These Supplements Slow Cognitive Decline By 60%

Participants who took the supplements for three years had brains that were almost two years younger.

Participants who took the supplements for three years had brains that were almost two years younger.

Taking a daily multivitamin slows cognitive decline by 60 percent, a study shows.

Participants who took the multivitamin for three years had brains that were almost two years younger.

The multivitamin was particularly useful for those suffering from cardiovascular disease.

People with cardiovascular disease are at a higher risk of cognitive impairment.

Professor Laura D. Baker, the study’s first author, said:

“There’s an urgent need for safe and affordable interventions to protect cognition against decline in older adults.”

The conclusions come from a study of over 2,000 people aged over 65.

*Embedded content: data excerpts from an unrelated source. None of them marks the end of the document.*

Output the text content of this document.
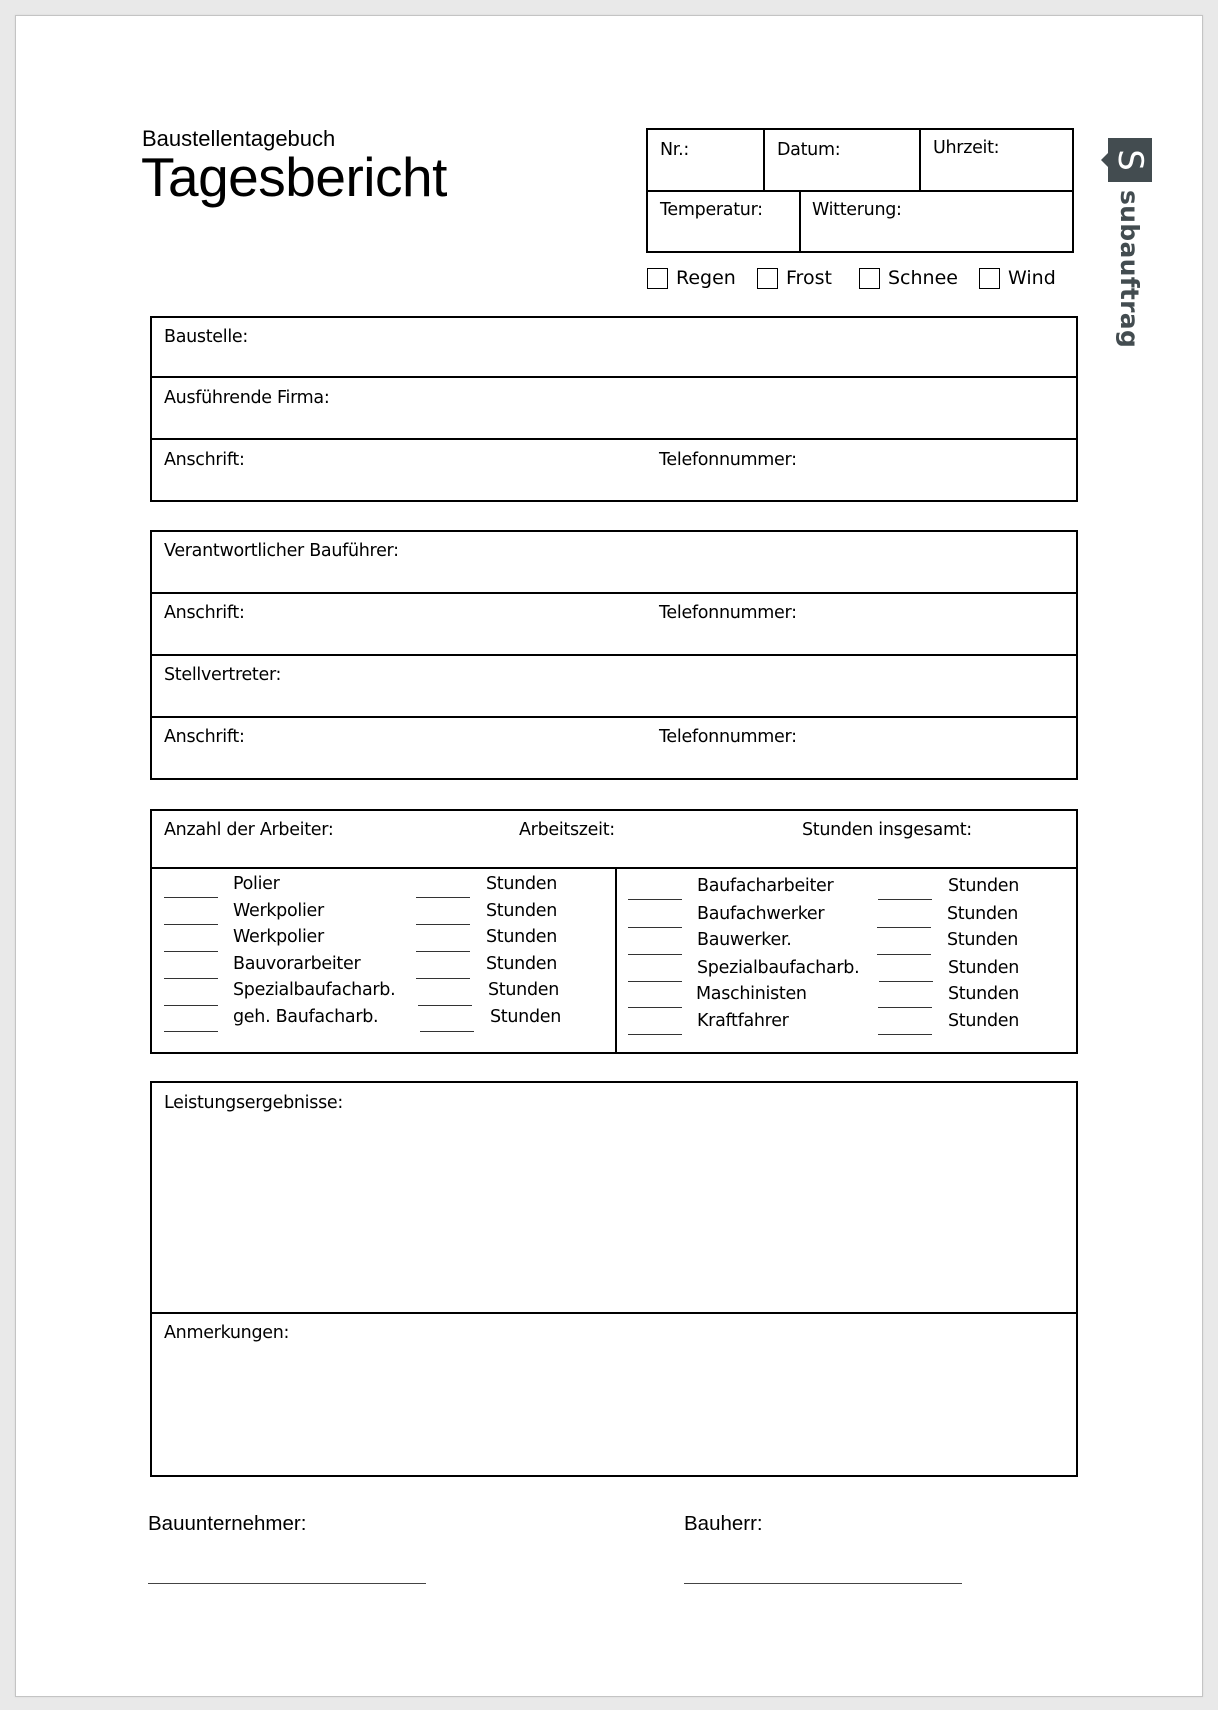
Baustellentagebuch
Tagesbericht	Nr.:	Datum:	Uhrzeit:
Temperatur:	Witterung:
Regen	Frost	Schnee	Wind
S
subauftrag
Baustelle:
Ausführende Firma:
Anschrift:	Telefonnummer:
Verantwortlicher Bauführer:
Anschrift:	Telefonnummer:
Stellvertreter:
Anschrift:	Telefonnummer:
Anzahl der Arbeiter:	Arbeitszeit:	Stunden insgesamt:
Polier	Stunden
Werkpolier	Stunden
Werkpolier	Stunden
Bauvorarbeiter	Stunden
Spezialbaufacharb.	Stunden
geh. Baufacharb.	Stunden
Baufacharbeiter	Stunden
Baufachwerker	Stunden
Bauwerker.	Stunden
Spezialbaufacharb.	Stunden
Maschinisten	Stunden
Kraftfahrer	Stunden
Leistungsergebnisse:
Anmerkungen:
Bauunternehmer:	Bauherr:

The study tested the effects of a multivitamin versus a control group, as well as cocoa extract.

Professor Baker explained the results:

“Our study showed that although cocoa extract did not affect cognition, daily multivitamin-mineral supplementation resulted in statistically significant cognitive improvement.

This is the first evidence of cognitive benefit in a large longer-term study of multivitamin supplementation in older adults.”

There are several micronutrients that are required for healthy body and brain function that may be deficient in older adults.

This might explain the study’s findings.

Professor Baker, though, was cautious:

“It’s too early to recommend daily multivitamin supplementation to prevent cognitive decline.

While these preliminary findings are promising, additional research is needed in a larger and more diverse group of people.

Also, we still have work to do to better understand why the multivitamin might benefit cognition in older adults.”

The study was published in the journal Alzheimer’s & Dementia (Baker et al., 2022).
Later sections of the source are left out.